On voit ainsi se profiler une certaine politique économique et sociale. Il y a pléthore de fonctionnaires, sans doute un remède contre le trop grand nombre de demandeurs d'emplois ; car il faut du monde pour opérer toutes ces inutiles opérations de contrôle. Hier, comme aujourd'hui, il faut embaucher pour enrayer la grogne populaire. Ces inutiles fonctionnaires, il faut les payer ; d'où la multiplicité des taxes qui dépouillent l'entreprise de ses gains et qui conduisent l'entreprise à pratiquer des hauts prix ; et ces derniers suscitent la grogne populaire ; c'est une politique à mécontentement fermée ; cette politique déjà archaïque en l'an mil, est d'une actualité étonnante en 2011. Prenez la filière du cacao en Côte d'Ivoire ; c'est le système en vigueur aujourd'hui : l'Etat encaisse le produit des exportations et distribue des miettes aux producteurs. Ne citons pas l'Egypte par charité. C'est ainsi que l'on tue un pays. Les problèmes que suscitent les mauvais procédés économiques remontent à l'an mil et les solutions sont toujours à venir. Muqaddasi poursuit ses observations. Il s'intéresse bien évidement à l'agriculture, mère de toute l'économie d'un pays. Il constate avec plaisir que les paysans égyptiens ne sont pas soumis à l'impôt foncier. Mais il déchante au fur et à mesure qu'il observe.

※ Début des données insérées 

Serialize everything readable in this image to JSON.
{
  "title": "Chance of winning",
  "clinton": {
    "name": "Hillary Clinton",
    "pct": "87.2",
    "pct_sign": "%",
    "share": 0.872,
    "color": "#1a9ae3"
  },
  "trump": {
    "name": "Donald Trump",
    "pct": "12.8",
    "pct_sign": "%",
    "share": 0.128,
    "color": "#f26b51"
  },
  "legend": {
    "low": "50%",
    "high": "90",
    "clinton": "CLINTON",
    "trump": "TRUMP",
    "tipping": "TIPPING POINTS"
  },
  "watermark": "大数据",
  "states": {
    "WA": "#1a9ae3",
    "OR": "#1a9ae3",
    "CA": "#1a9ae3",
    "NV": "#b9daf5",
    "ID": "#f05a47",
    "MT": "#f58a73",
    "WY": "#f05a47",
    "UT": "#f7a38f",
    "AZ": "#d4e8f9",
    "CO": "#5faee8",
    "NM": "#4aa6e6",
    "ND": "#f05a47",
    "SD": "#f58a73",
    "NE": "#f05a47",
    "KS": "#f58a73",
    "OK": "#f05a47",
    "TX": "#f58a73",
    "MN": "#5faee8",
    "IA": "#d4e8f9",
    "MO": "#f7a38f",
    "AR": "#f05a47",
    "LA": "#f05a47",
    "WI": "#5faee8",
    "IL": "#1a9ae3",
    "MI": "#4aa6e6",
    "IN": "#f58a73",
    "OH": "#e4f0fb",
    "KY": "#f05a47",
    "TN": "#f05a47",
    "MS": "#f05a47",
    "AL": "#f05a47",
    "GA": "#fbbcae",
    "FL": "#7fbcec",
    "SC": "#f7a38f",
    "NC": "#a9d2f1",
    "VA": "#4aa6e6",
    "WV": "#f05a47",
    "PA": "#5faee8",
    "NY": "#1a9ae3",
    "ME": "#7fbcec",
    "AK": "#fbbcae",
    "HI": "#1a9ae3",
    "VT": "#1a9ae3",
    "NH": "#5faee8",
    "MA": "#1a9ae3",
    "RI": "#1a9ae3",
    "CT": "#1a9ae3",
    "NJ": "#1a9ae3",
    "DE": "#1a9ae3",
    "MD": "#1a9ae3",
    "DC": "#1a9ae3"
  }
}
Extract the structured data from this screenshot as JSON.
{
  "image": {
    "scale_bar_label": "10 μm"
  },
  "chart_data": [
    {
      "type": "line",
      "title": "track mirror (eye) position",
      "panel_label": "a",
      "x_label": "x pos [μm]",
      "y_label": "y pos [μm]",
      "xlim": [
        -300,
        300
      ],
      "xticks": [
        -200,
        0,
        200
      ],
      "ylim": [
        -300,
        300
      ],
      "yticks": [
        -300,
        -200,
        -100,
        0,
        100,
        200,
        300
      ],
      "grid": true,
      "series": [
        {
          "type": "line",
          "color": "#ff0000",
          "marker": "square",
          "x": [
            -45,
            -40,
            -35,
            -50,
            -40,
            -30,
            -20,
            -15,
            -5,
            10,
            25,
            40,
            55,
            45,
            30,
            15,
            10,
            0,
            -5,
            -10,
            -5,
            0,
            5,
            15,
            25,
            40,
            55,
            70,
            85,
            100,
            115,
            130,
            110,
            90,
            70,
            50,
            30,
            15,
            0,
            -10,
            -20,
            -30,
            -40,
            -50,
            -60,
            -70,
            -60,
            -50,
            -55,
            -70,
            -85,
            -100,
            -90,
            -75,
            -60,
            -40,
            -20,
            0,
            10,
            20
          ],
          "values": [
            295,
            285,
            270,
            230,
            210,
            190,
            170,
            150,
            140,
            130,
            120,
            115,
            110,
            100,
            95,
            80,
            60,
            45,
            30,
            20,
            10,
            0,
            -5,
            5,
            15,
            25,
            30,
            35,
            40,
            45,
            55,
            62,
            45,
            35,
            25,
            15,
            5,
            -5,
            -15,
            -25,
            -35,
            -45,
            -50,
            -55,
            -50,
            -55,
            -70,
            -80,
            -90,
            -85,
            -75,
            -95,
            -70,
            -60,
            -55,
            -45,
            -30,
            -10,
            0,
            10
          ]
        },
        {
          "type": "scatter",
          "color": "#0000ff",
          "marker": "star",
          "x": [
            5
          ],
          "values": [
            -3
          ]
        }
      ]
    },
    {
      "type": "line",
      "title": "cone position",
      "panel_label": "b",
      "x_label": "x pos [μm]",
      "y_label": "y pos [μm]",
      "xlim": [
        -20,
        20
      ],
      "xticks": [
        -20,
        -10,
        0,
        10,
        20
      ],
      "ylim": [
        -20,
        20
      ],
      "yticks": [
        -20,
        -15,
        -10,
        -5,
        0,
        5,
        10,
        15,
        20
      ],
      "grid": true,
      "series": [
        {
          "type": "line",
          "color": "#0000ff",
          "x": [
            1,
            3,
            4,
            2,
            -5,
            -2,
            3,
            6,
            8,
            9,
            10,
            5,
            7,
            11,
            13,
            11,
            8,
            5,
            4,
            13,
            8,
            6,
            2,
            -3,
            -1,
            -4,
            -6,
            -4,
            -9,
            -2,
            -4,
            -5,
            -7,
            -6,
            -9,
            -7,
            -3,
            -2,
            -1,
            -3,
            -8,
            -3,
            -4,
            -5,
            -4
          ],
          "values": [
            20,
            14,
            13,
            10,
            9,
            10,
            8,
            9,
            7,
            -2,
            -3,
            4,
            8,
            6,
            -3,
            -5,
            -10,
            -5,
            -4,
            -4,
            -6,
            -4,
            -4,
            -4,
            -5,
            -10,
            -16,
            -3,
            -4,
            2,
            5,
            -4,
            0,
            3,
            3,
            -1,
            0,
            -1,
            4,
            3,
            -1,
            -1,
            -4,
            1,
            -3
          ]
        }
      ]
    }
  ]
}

Le paysan travaille sa terre ; une fois qu'il a labouré, semé, moissonné, dépiqué et réuni sa récolte en tas, il n'a plus le droit d'en disposer ; des employés du gouvernement arrivent ; ils prélèvent sur cette récolte ce qu'ils estiment devoir prélever ; cela s'appelle le loyer de la terre ; car, en Egypte, aucun paysan n'est propriétaire de sa terre ; toutes les terres appartiennent au gouvernement. On conçoit sans peine ce que ces prélèvements peuvent avoir d'arbitraire. Immuable et éternelle Egypte ; rien n'a changé depuis l'an mil. Et elle a offert un modèle de sous-développement au monde entier. La mauvaise administration cristallise les mauvaises solutions et les rendent pérennes ; elles peuvent même acquérir un caractère idéologique sacré, comme à Cuba. On voit ainsi comment l'observation du passé peut montrer le présent sous un nouveau jour. Le sous-développement n'est pas un accident de l'histoire ; c'est l'accumulation millénaire de mauvaises solutions données à des problèmes économiques. Le contrôle tatillon et payant de l'administration a tué tout espoir de développement économique ; qui peut avoir envie de travailler dans ces conditions ?

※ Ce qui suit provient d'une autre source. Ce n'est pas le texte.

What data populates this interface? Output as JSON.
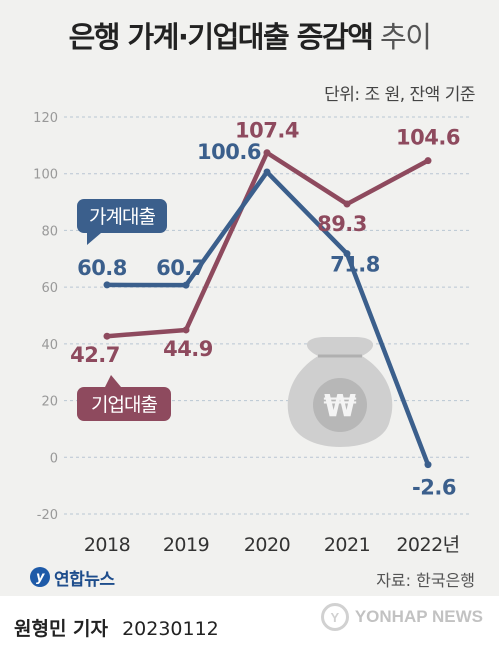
{
  "title": {
    "main": "은행 가계·기업대출 증감액",
    "sub": "추이"
  },
  "unit_note": "단위: 조 원, 잔액 기준",
  "source": "자료: 한국은행",
  "logo_text": "연합뉴스",
  "reporter": {
    "name": "원형민 기자",
    "date": "20230112"
  },
  "watermark": "YONHAP NEWS",
  "colors": {
    "household": "#3b5f8c",
    "corporate": "#8e4a5e",
    "background": "#f1f1ef",
    "grid": "#b9c6d3",
    "money_bag": "#c9c9c9"
  },
  "icons": [
    "money-bag-icon",
    "won-sign-icon",
    "yonhap-logo-icon"
  ],
  "chart_data": {
    "type": "line",
    "categories": [
      "2018",
      "2019",
      "2020",
      "2021",
      "2022년"
    ],
    "ylim": [
      -20,
      120
    ],
    "yticks": [
      -20,
      0,
      20,
      40,
      60,
      80,
      100,
      120
    ],
    "grid": true,
    "series": [
      {
        "name": "가계대출",
        "color": "#3b5f8c",
        "values": [
          60.8,
          60.7,
          100.6,
          71.8,
          -2.6
        ],
        "labels": [
          "60.8",
          "60.7",
          "100.6",
          "71.8",
          "-2.6"
        ]
      },
      {
        "name": "기업대출",
        "color": "#8e4a5e",
        "values": [
          42.7,
          44.9,
          107.4,
          89.3,
          104.6
        ],
        "labels": [
          "42.7",
          "44.9",
          "107.4",
          "89.3",
          "104.6"
        ]
      }
    ]
  }
}
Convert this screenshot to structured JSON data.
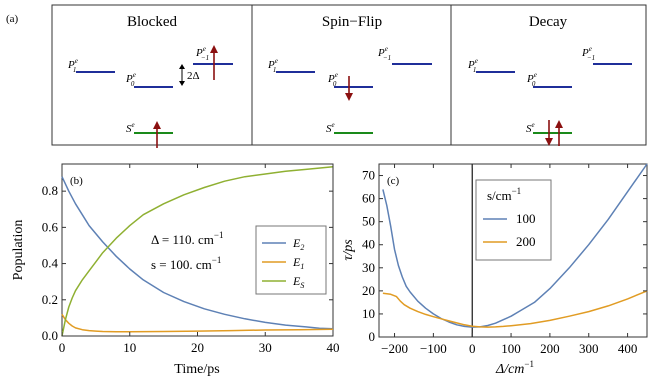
{
  "figure": {
    "panel_a": {
      "label": "(a)",
      "boxes": [
        {
          "title": "Blocked",
          "levels": {
            "p1": "P",
            "p0": "P",
            "pm1": "P",
            "s": "S"
          },
          "gap_label": "2Δ"
        },
        {
          "title": "Spin−Flip",
          "levels": {
            "p1": "P",
            "p0": "P",
            "pm1": "P",
            "s": "S"
          }
        },
        {
          "title": "Decay",
          "levels": {
            "p1": "P",
            "p0": "P",
            "pm1": "P",
            "s": "S"
          }
        }
      ],
      "sub_1": "1",
      "sub_0": "0",
      "sub_m1": "−1",
      "sup": "e",
      "colors": {
        "p_level": "#1f2e99",
        "s_level": "#1a8a1a",
        "arrow": "#8b1010"
      }
    }
  },
  "chart_data": [
    {
      "type": "line",
      "panel_label": "(b)",
      "xlabel": "Time/ps",
      "ylabel": "Population",
      "xlim": [
        0,
        40
      ],
      "ylim": [
        0,
        0.95
      ],
      "xticks": [
        0,
        10,
        20,
        30,
        40
      ],
      "yticks": [
        0.0,
        0.2,
        0.4,
        0.6,
        0.8
      ],
      "xtick_labels": [
        "0",
        "10",
        "20",
        "30",
        "40"
      ],
      "ytick_labels": [
        "0.0",
        "0.2",
        "0.4",
        "0.6",
        "0.8"
      ],
      "annotations": [
        "Δ = 110. cm",
        "s = 100. cm"
      ],
      "annotation_sup": "−1",
      "legend_placement": "center-right",
      "series": [
        {
          "name": "E",
          "sub": "2",
          "color": "#5e81b5",
          "x": [
            0,
            1,
            2,
            3,
            4,
            6,
            8,
            10,
            12,
            15,
            18,
            21,
            24,
            27,
            30,
            33,
            36,
            38,
            40
          ],
          "y": [
            0.88,
            0.8,
            0.73,
            0.67,
            0.61,
            0.52,
            0.44,
            0.37,
            0.31,
            0.24,
            0.19,
            0.15,
            0.12,
            0.095,
            0.075,
            0.06,
            0.05,
            0.043,
            0.04
          ]
        },
        {
          "name": "E",
          "sub": "1",
          "color": "#e19c24",
          "x": [
            0,
            0.5,
            1,
            1.5,
            2,
            3,
            4,
            5,
            6,
            8,
            10,
            15,
            20,
            25,
            30,
            35,
            40
          ],
          "y": [
            0.12,
            0.09,
            0.07,
            0.055,
            0.045,
            0.035,
            0.03,
            0.027,
            0.025,
            0.024,
            0.024,
            0.025,
            0.027,
            0.03,
            0.033,
            0.035,
            0.037
          ]
        },
        {
          "name": "E",
          "sub": "S",
          "color": "#8fb032",
          "x": [
            0,
            0.5,
            1,
            1.5,
            2,
            3,
            4,
            5,
            6,
            8,
            10,
            12,
            15,
            18,
            21,
            24,
            27,
            30,
            33,
            36,
            40
          ],
          "y": [
            0.0,
            0.09,
            0.16,
            0.21,
            0.25,
            0.31,
            0.36,
            0.41,
            0.46,
            0.54,
            0.61,
            0.67,
            0.73,
            0.78,
            0.82,
            0.855,
            0.88,
            0.895,
            0.91,
            0.92,
            0.935
          ]
        }
      ]
    },
    {
      "type": "line",
      "panel_label": "(c)",
      "xlabel": "Δ/cm",
      "xlabel_sup": "−1",
      "ylabel": "τ/ps",
      "xlim": [
        -240,
        450
      ],
      "ylim": [
        0,
        75
      ],
      "xticks": [
        -200,
        -100,
        0,
        100,
        200,
        300,
        400
      ],
      "yticks": [
        0,
        10,
        20,
        30,
        40,
        50,
        60,
        70
      ],
      "xtick_labels": [
        "−200",
        "−100",
        "0",
        "100",
        "200",
        "300",
        "400"
      ],
      "ytick_labels": [
        "0",
        "10",
        "20",
        "30",
        "40",
        "50",
        "60",
        "70"
      ],
      "vertical_line_x": 0,
      "legend_title": "s/cm",
      "legend_title_sup": "−1",
      "legend_placement": "upper-left",
      "series": [
        {
          "name": "100",
          "color": "#5e81b5",
          "x": [
            -230,
            -220,
            -210,
            -200,
            -190,
            -180,
            -170,
            -160,
            -140,
            -120,
            -100,
            -80,
            -60,
            -40,
            -20,
            0,
            20,
            40,
            60,
            80,
            100,
            120,
            140,
            160,
            200,
            250,
            300,
            350,
            400,
            450
          ],
          "y": [
            64,
            57,
            48,
            38,
            31,
            26,
            22,
            19.5,
            15.5,
            12.5,
            10,
            8,
            6.5,
            5.3,
            4.6,
            4.3,
            4.4,
            5,
            6,
            7.5,
            9,
            11,
            13,
            15,
            21,
            30,
            40,
            51,
            63,
            75
          ]
        },
        {
          "name": "200",
          "color": "#e19c24",
          "x": [
            -230,
            -210,
            -195,
            -185,
            -175,
            -160,
            -140,
            -120,
            -100,
            -80,
            -60,
            -40,
            -20,
            0,
            20,
            40,
            60,
            80,
            100,
            150,
            200,
            250,
            300,
            350,
            400,
            450
          ],
          "y": [
            19,
            18.5,
            17.5,
            15.5,
            14,
            12.5,
            11,
            9.8,
            8.8,
            7.9,
            7,
            6.1,
            5.3,
            4.7,
            4.4,
            4.3,
            4.4,
            4.6,
            4.9,
            5.8,
            7.2,
            9,
            11,
            13.5,
            16.5,
            20
          ]
        }
      ]
    }
  ]
}
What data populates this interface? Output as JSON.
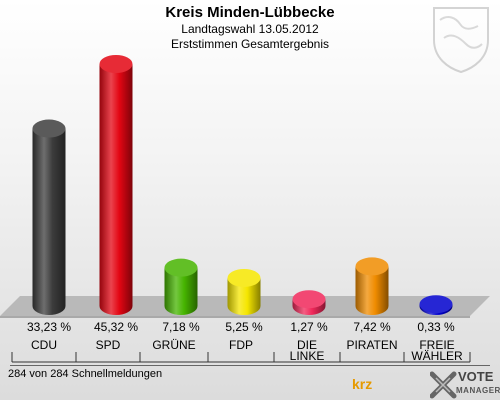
{
  "header": {
    "title": "Kreis Minden-Lübbecke",
    "subtitle1": "Landtagswahl 13.05.2012",
    "subtitle2": "Erststimmen Gesamtergebnis"
  },
  "footer": {
    "text": "284 von 284 Schnellmeldungen",
    "krz_logo": "krz",
    "vote_logo": "VOTE",
    "vote_logo_sub": "MANAGER"
  },
  "icons": [
    "coat-of-arms-icon",
    "krz-logo",
    "vote-manager-logo"
  ],
  "chart_data": {
    "type": "bar",
    "categories": [
      "CDU",
      "SPD",
      "GRÜNE",
      "FDP",
      "DIE LINKE",
      "PIRATEN",
      "FREIE WÄHLER"
    ],
    "values": [
      33.23,
      45.32,
      7.18,
      5.25,
      1.27,
      7.42,
      0.33
    ],
    "value_labels": [
      "33,23 %",
      "45,32 %",
      "7,18 %",
      "5,25 %",
      "1,27 %",
      "7,42 %",
      "0,33 %"
    ],
    "colors": [
      "#3d3d3d",
      "#e30613",
      "#46b400",
      "#f5e600",
      "#f0285a",
      "#f08c00",
      "#0000cc"
    ],
    "ylim": [
      0,
      50
    ],
    "grid": false,
    "legend": "none"
  }
}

Muqaddasi a d'autres contrées à nous faire visiter. C'est pourquoi son livre a pour titre : « De la meilleure façon de répartir les pays pour mieux les connaître. » Il donne également une explication de sa méthode de travail : « La description d'un pays est suivie, dans mon œuvre, d'un tableau général où je regroupe diverses données touchant aux domaines suivants : productions de la terre ou de l'artisanat, eaux et climat, traits physiques ou moraux des habitants, populations, coutumes, lieux illustres ou vénérables, impôts, monnaies, poids et mesures, langages, rites de pratique religieuse ou de lecture coranique, pouvoirs en place, distances et itinéraires. » Il s'agit d'un inventaire systématique, d'une radiographie complète d'un empire à son apogée mais montrant plusieurs signes avant coureurs du déclin. La lecture de ce livre est précieuse parce que, comme pour l'Egypte, les enseignements qu'on en tire facilitent la lecture du présent.

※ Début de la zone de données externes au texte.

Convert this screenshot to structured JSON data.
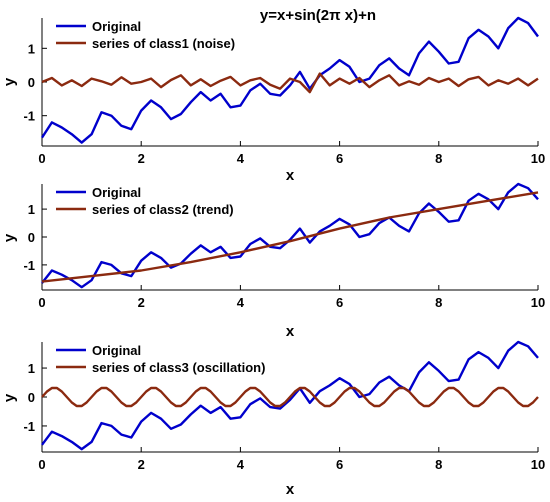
{
  "chart_data": [
    {
      "type": "line",
      "title": "y=x+sin(2π x)+n",
      "xlabel": "x",
      "ylabel": "y",
      "xlim": [
        0,
        10
      ],
      "ylim": [
        -1.9,
        1.9
      ],
      "xticks": [
        0,
        2,
        4,
        6,
        8,
        10
      ],
      "yticks": [
        -1,
        0,
        1
      ],
      "grid": false,
      "legend_position": "top-left",
      "series": [
        {
          "name": "Original",
          "color": "#0000cc",
          "x": [
            0,
            0.2,
            0.4,
            0.6,
            0.8,
            1.0,
            1.2,
            1.4,
            1.6,
            1.8,
            2.0,
            2.2,
            2.4,
            2.6,
            2.8,
            3.0,
            3.2,
            3.4,
            3.6,
            3.8,
            4.0,
            4.2,
            4.4,
            4.6,
            4.8,
            5.0,
            5.2,
            5.4,
            5.6,
            5.8,
            6.0,
            6.2,
            6.4,
            6.6,
            6.8,
            7.0,
            7.2,
            7.4,
            7.6,
            7.8,
            8.0,
            8.2,
            8.4,
            8.6,
            8.8,
            9.0,
            9.2,
            9.4,
            9.6,
            9.8,
            10.0
          ],
          "values": [
            -1.65,
            -1.2,
            -1.35,
            -1.55,
            -1.8,
            -1.55,
            -0.9,
            -1.0,
            -1.3,
            -1.4,
            -0.85,
            -0.55,
            -0.75,
            -1.1,
            -0.95,
            -0.6,
            -0.3,
            -0.55,
            -0.35,
            -0.75,
            -0.7,
            -0.25,
            -0.05,
            -0.35,
            -0.4,
            -0.1,
            0.3,
            -0.2,
            0.2,
            0.4,
            0.65,
            0.45,
            0.0,
            0.1,
            0.5,
            0.7,
            0.4,
            0.2,
            0.85,
            1.2,
            0.9,
            0.55,
            0.6,
            1.3,
            1.55,
            1.35,
            1.0,
            1.6,
            1.9,
            1.75,
            1.35
          ]
        },
        {
          "name": "series of class1 (noise)",
          "color": "#8b2a10",
          "x": [
            0,
            0.2,
            0.4,
            0.6,
            0.8,
            1.0,
            1.2,
            1.4,
            1.6,
            1.8,
            2.0,
            2.2,
            2.4,
            2.6,
            2.8,
            3.0,
            3.2,
            3.4,
            3.6,
            3.8,
            4.0,
            4.2,
            4.4,
            4.6,
            4.8,
            5.0,
            5.2,
            5.4,
            5.6,
            5.8,
            6.0,
            6.2,
            6.4,
            6.6,
            6.8,
            7.0,
            7.2,
            7.4,
            7.6,
            7.8,
            8.0,
            8.2,
            8.4,
            8.6,
            8.8,
            9.0,
            9.2,
            9.4,
            9.6,
            9.8,
            10.0
          ],
          "values": [
            0.0,
            0.12,
            -0.1,
            0.05,
            -0.12,
            0.1,
            0.02,
            -0.08,
            0.14,
            -0.05,
            0.0,
            0.1,
            -0.15,
            0.06,
            0.2,
            -0.1,
            0.08,
            -0.12,
            0.04,
            0.15,
            -0.1,
            0.05,
            0.12,
            -0.08,
            -0.2,
            0.1,
            0.0,
            -0.3,
            0.25,
            -0.1,
            0.1,
            -0.05,
            0.12,
            -0.15,
            0.05,
            0.2,
            -0.1,
            0.02,
            -0.08,
            0.12,
            0.0,
            0.1,
            -0.12,
            0.08,
            0.15,
            -0.1,
            0.05,
            -0.05,
            0.1,
            -0.1,
            0.1
          ]
        }
      ]
    },
    {
      "type": "line",
      "xlabel": "x",
      "ylabel": "y",
      "xlim": [
        0,
        10
      ],
      "ylim": [
        -1.9,
        1.9
      ],
      "xticks": [
        0,
        2,
        4,
        6,
        8,
        10
      ],
      "yticks": [
        -1,
        0,
        1
      ],
      "grid": false,
      "legend_position": "top-left",
      "series": [
        {
          "name": "Original",
          "color": "#0000cc",
          "x": [
            0,
            0.2,
            0.4,
            0.6,
            0.8,
            1.0,
            1.2,
            1.4,
            1.6,
            1.8,
            2.0,
            2.2,
            2.4,
            2.6,
            2.8,
            3.0,
            3.2,
            3.4,
            3.6,
            3.8,
            4.0,
            4.2,
            4.4,
            4.6,
            4.8,
            5.0,
            5.2,
            5.4,
            5.6,
            5.8,
            6.0,
            6.2,
            6.4,
            6.6,
            6.8,
            7.0,
            7.2,
            7.4,
            7.6,
            7.8,
            8.0,
            8.2,
            8.4,
            8.6,
            8.8,
            9.0,
            9.2,
            9.4,
            9.6,
            9.8,
            10.0
          ],
          "values": [
            -1.65,
            -1.2,
            -1.35,
            -1.55,
            -1.8,
            -1.55,
            -0.9,
            -1.0,
            -1.3,
            -1.4,
            -0.85,
            -0.55,
            -0.75,
            -1.1,
            -0.95,
            -0.6,
            -0.3,
            -0.55,
            -0.35,
            -0.75,
            -0.7,
            -0.25,
            -0.05,
            -0.35,
            -0.4,
            -0.1,
            0.3,
            -0.2,
            0.2,
            0.4,
            0.65,
            0.45,
            0.0,
            0.1,
            0.5,
            0.7,
            0.4,
            0.2,
            0.85,
            1.2,
            0.9,
            0.55,
            0.6,
            1.3,
            1.55,
            1.35,
            1.0,
            1.6,
            1.9,
            1.75,
            1.35
          ]
        },
        {
          "name": "series of class2 (trend)",
          "color": "#8b2a10",
          "x": [
            0,
            1,
            2,
            3,
            4,
            5,
            6,
            7,
            8,
            9,
            10
          ],
          "values": [
            -1.6,
            -1.4,
            -1.2,
            -0.9,
            -0.55,
            -0.15,
            0.3,
            0.7,
            1.0,
            1.3,
            1.6
          ]
        }
      ]
    },
    {
      "type": "line",
      "xlabel": "x",
      "ylabel": "y",
      "xlim": [
        0,
        10
      ],
      "ylim": [
        -1.9,
        1.9
      ],
      "xticks": [
        0,
        2,
        4,
        6,
        8,
        10
      ],
      "yticks": [
        -1,
        0,
        1
      ],
      "grid": false,
      "legend_position": "top-left",
      "series": [
        {
          "name": "Original",
          "color": "#0000cc",
          "x": [
            0,
            0.2,
            0.4,
            0.6,
            0.8,
            1.0,
            1.2,
            1.4,
            1.6,
            1.8,
            2.0,
            2.2,
            2.4,
            2.6,
            2.8,
            3.0,
            3.2,
            3.4,
            3.6,
            3.8,
            4.0,
            4.2,
            4.4,
            4.6,
            4.8,
            5.0,
            5.2,
            5.4,
            5.6,
            5.8,
            6.0,
            6.2,
            6.4,
            6.6,
            6.8,
            7.0,
            7.2,
            7.4,
            7.6,
            7.8,
            8.0,
            8.2,
            8.4,
            8.6,
            8.8,
            9.0,
            9.2,
            9.4,
            9.6,
            9.8,
            10.0
          ],
          "values": [
            -1.65,
            -1.2,
            -1.35,
            -1.55,
            -1.8,
            -1.55,
            -0.9,
            -1.0,
            -1.3,
            -1.4,
            -0.85,
            -0.55,
            -0.75,
            -1.1,
            -0.95,
            -0.6,
            -0.3,
            -0.55,
            -0.35,
            -0.75,
            -0.7,
            -0.25,
            -0.05,
            -0.35,
            -0.4,
            -0.1,
            0.3,
            -0.2,
            0.2,
            0.4,
            0.65,
            0.45,
            0.0,
            0.1,
            0.5,
            0.7,
            0.4,
            0.2,
            0.85,
            1.2,
            0.9,
            0.55,
            0.6,
            1.3,
            1.55,
            1.35,
            1.0,
            1.6,
            1.9,
            1.75,
            1.35
          ]
        },
        {
          "name": "series of class3 (oscillation)",
          "color": "#8b2a10",
          "formula": "0.33*sin(2πx)",
          "x": [
            0,
            0.1,
            0.2,
            0.3,
            0.4,
            0.5,
            0.6,
            0.7,
            0.8,
            0.9,
            1.0,
            1.1,
            1.2,
            1.3,
            1.4,
            1.5,
            1.6,
            1.7,
            1.8,
            1.9,
            2.0,
            2.1,
            2.2,
            2.3,
            2.4,
            2.5,
            2.6,
            2.7,
            2.8,
            2.9,
            3.0,
            3.1,
            3.2,
            3.3,
            3.4,
            3.5,
            3.6,
            3.7,
            3.8,
            3.9,
            4.0,
            4.1,
            4.2,
            4.3,
            4.4,
            4.5,
            4.6,
            4.7,
            4.8,
            4.9,
            5.0,
            5.1,
            5.2,
            5.3,
            5.4,
            5.5,
            5.6,
            5.7,
            5.8,
            5.9,
            6.0,
            6.1,
            6.2,
            6.3,
            6.4,
            6.5,
            6.6,
            6.7,
            6.8,
            6.9,
            7.0,
            7.1,
            7.2,
            7.3,
            7.4,
            7.5,
            7.6,
            7.7,
            7.8,
            7.9,
            8.0,
            8.1,
            8.2,
            8.3,
            8.4,
            8.5,
            8.6,
            8.7,
            8.8,
            8.9,
            9.0,
            9.1,
            9.2,
            9.3,
            9.4,
            9.5,
            9.6,
            9.7,
            9.8,
            9.9,
            10.0
          ],
          "values": [
            0.0,
            0.19,
            0.31,
            0.31,
            0.19,
            0.0,
            -0.19,
            -0.31,
            -0.31,
            -0.19,
            0.0,
            0.19,
            0.31,
            0.31,
            0.19,
            0.0,
            -0.19,
            -0.31,
            -0.31,
            -0.19,
            0.0,
            0.19,
            0.31,
            0.31,
            0.19,
            0.0,
            -0.19,
            -0.31,
            -0.31,
            -0.19,
            0.0,
            0.19,
            0.31,
            0.31,
            0.19,
            0.0,
            -0.19,
            -0.31,
            -0.31,
            -0.19,
            0.0,
            0.19,
            0.31,
            0.31,
            0.19,
            0.0,
            -0.19,
            -0.31,
            -0.31,
            -0.19,
            0.0,
            0.19,
            0.31,
            0.31,
            0.19,
            0.0,
            -0.19,
            -0.31,
            -0.31,
            -0.19,
            0.0,
            0.19,
            0.31,
            0.31,
            0.19,
            0.0,
            -0.19,
            -0.31,
            -0.31,
            -0.19,
            0.0,
            0.19,
            0.31,
            0.31,
            0.19,
            0.0,
            -0.19,
            -0.31,
            -0.31,
            -0.19,
            0.0,
            0.19,
            0.31,
            0.31,
            0.19,
            0.0,
            -0.19,
            -0.31,
            -0.31,
            -0.19,
            0.0,
            0.19,
            0.31,
            0.31,
            0.19,
            0.0,
            -0.19,
            -0.31,
            -0.31,
            -0.19,
            0.0
          ]
        }
      ]
    }
  ]
}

Voici, à titre d'exemple, un renseignement intéressant sur le rôle de la politique monétaire dans la prospérité d'un pays : il aborde au pays du Khuwarizm et s'interroge sur son exceptionnelle prospérité. Il trouve un interlocuteur qui lui en donne la raison : « c'était de fixer la monnaie d'argent, le dirham, à un taux sous-évalué ; ainsi, me dit-il, les commerçants sont moins tentés, dans leurs achats hors de leur pays, de profiter d'une somme trop forte, et l'argent reste chez nous et même y entre. » Voici une explication de l'an mil, toujours d'actualité en 2011. Tous les opérateurs économiques apprécieront. De nos jours, le monde riche se plaint de ce qu'il appelle la sous-évaluation du yuan, la monnaie chinoise ; celle-ci suit le dollar dans ses évolutions. De ce fait, comme pour le Khuwarizm en l'an mil, elle s'enrichit en attirant les investissements étrangers et en ouvrant des marchés extérieurs à leurs produits. Par contre, les pays sous-développés qui, comme le Maroc ont réévalué de 20% en dix ans, leur monnaie par rapport au dollar, pénalisent leurs exportateurs sur la zone dollar, pénalisent les touristes en provenance de cette même zone, pénalisent les investissements en provenance de cette zone, se privent de la création de centaines d'entreprises et de milliers d'emplois. L'exemple de Khuwarizm en l'an mil et de la Chine au XXI° siècle, le démontre à l'évidence. Encore faut-il utiliser le capital culturel que les siècles ont accumulé pour notre plus grand profit.
Ce capital culturel, Muqaddasi en profite largement à son époque. Dans son livre, il signale les bibliothèques qui lui ont permis de parfaire ses connaissances.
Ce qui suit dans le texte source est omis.